# Oxygen?



## animal_soulkisser (Apr 29, 2005)

can too much oxygen in a freshwater tank be harmful? My water is slightly cloudy, caused by tiny air bubbles. my fish also look a little bloated. not sure if it's from over feeding or too much oxygen? is that possible? i frequently test the water and all is good as far as the chemistry. 
thanks !


----------



## osteoporoosi (Jan 27, 2005)

Are you shure there isn't any other gas in the water?


----------



## animal_soulkisser (Apr 29, 2005)

no, definitely not sure... how do i determine if that's the problem and what type of gas it might be?


----------



## fishfreaks (Jan 19, 2005)

i dont think there is such a thing as too much oxygen in a tank, but of course there always is to little.


----------



## Damon (Jan 18, 2005)

No, there cant be too much O2 in a tank. But it can be unsightly.

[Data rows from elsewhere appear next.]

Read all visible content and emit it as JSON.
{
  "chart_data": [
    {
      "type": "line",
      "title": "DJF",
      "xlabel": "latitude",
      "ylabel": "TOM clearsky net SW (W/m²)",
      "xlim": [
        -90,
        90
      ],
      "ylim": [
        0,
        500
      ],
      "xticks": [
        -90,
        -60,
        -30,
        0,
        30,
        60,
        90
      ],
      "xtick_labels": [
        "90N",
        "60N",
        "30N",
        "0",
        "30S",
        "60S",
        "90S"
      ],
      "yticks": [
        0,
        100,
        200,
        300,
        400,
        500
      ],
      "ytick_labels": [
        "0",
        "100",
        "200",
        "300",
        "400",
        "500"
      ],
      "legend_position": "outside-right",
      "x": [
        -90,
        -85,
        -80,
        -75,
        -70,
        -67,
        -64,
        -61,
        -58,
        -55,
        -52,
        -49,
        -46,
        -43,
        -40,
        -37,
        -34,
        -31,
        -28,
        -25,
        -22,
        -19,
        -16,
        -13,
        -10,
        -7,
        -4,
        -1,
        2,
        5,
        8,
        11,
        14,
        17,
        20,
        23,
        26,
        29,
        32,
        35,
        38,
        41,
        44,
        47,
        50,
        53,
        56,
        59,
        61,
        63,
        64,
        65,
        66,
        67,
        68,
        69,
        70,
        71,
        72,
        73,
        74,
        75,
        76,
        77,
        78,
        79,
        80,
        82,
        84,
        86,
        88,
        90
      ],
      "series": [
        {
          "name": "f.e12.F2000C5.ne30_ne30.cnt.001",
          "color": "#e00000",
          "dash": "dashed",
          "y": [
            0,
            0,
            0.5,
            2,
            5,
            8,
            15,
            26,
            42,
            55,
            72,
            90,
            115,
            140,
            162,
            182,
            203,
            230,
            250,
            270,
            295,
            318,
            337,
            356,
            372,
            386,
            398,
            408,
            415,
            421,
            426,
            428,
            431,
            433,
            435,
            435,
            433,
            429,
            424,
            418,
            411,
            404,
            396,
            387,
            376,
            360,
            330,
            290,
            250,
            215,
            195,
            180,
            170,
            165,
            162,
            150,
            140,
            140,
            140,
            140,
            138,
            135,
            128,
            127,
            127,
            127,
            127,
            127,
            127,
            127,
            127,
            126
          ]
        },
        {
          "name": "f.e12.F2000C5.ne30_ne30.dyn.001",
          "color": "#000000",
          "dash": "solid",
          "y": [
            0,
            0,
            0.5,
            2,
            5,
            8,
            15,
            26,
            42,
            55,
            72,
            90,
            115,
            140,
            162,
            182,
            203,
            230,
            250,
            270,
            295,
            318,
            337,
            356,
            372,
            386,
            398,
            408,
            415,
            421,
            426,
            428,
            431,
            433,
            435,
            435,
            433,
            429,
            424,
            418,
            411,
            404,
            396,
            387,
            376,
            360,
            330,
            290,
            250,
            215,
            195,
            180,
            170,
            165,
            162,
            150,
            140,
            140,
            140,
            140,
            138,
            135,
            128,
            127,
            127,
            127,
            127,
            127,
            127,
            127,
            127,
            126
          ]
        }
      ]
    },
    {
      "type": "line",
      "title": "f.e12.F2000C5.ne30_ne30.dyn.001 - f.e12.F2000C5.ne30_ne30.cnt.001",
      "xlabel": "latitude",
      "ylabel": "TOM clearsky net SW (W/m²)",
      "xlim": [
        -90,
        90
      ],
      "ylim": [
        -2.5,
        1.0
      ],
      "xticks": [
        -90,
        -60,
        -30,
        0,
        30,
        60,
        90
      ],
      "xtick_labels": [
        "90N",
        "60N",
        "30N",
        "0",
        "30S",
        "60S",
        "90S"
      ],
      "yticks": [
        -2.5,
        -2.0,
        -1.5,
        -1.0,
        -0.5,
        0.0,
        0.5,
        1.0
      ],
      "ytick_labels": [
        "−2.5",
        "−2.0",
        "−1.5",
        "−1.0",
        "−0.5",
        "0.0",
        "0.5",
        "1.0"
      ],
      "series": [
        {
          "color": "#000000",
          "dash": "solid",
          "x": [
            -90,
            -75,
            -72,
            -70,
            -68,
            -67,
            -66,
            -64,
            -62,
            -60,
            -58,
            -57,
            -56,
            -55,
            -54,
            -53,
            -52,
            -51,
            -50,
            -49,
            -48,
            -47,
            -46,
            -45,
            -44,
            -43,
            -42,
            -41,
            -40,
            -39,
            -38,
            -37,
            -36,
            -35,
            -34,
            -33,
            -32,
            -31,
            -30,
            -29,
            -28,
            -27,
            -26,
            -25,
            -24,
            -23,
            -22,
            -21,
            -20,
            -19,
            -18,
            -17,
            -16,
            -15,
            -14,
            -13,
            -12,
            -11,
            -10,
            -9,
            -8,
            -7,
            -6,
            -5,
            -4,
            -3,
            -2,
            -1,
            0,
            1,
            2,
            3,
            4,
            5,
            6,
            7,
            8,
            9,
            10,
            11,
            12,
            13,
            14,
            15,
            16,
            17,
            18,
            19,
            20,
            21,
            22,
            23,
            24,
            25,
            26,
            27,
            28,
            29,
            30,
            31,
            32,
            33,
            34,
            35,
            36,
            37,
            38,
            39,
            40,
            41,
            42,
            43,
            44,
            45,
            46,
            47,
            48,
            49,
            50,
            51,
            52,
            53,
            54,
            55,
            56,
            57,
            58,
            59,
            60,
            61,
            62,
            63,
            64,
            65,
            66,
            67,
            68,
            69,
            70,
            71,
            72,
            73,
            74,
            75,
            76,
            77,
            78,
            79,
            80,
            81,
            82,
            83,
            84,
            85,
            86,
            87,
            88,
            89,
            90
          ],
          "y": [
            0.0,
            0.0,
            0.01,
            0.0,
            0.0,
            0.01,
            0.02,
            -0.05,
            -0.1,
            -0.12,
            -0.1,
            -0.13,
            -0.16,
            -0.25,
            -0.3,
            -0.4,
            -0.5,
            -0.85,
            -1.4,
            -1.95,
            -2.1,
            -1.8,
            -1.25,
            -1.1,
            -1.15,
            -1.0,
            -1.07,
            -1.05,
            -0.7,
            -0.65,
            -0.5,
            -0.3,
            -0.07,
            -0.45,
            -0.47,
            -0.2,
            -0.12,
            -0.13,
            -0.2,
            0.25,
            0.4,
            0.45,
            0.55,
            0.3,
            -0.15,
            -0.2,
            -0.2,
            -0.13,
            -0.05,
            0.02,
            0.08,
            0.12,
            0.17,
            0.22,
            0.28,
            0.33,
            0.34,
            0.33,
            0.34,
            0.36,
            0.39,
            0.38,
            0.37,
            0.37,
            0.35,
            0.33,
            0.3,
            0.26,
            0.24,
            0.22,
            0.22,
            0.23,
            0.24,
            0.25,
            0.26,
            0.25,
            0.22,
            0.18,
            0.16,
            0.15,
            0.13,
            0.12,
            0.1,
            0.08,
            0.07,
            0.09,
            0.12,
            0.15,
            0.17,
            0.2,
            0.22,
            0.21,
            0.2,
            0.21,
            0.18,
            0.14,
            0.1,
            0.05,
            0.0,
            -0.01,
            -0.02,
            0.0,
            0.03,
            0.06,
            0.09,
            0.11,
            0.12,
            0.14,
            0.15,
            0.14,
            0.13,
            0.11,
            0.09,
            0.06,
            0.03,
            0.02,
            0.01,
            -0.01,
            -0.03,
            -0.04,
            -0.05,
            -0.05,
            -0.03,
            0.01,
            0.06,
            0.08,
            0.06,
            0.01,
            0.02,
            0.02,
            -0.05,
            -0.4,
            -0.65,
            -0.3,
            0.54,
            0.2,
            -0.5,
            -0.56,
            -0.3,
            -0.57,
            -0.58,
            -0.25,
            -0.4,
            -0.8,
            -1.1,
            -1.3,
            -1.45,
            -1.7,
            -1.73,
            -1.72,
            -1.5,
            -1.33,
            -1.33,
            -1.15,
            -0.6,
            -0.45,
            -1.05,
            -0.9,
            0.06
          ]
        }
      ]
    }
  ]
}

This happens when you first do a waterchange or have an airstone (not needed in most cases). It can hurt plants though.


----------



## Fishfirst (Jan 24, 2005)

Check water parameters such as Ammonia, Nitrite, Nitrates.


----------



## fish_doc (Jan 31, 2005)

> can too much oxygen in a freshwater tank be harmful?


If they are in the form of microbubbles YES. Please read the link here.
http://www.oxyedge-chum.com/diffuser,_oxygen_bubbles.htm


----------



## TheOldSalt (Jan 28, 2005)

It is not a common problem to have too much actual oxygen in the water, as getting more oxygen to dissolve into the water once the saturation point has been reached is a tricky thing to do. However, yes, if it were to somehow happen, it can cause problems. You'd pretty much have to bubble pure oxygen into the water or run the water through a pressure chamber to get high enough a level to do any harm, though, but before that the fish would probably enjoy it very much. So, long story short, don't worry about this. Like simpte said, a tank prety much can't GET too much oxygen in it. 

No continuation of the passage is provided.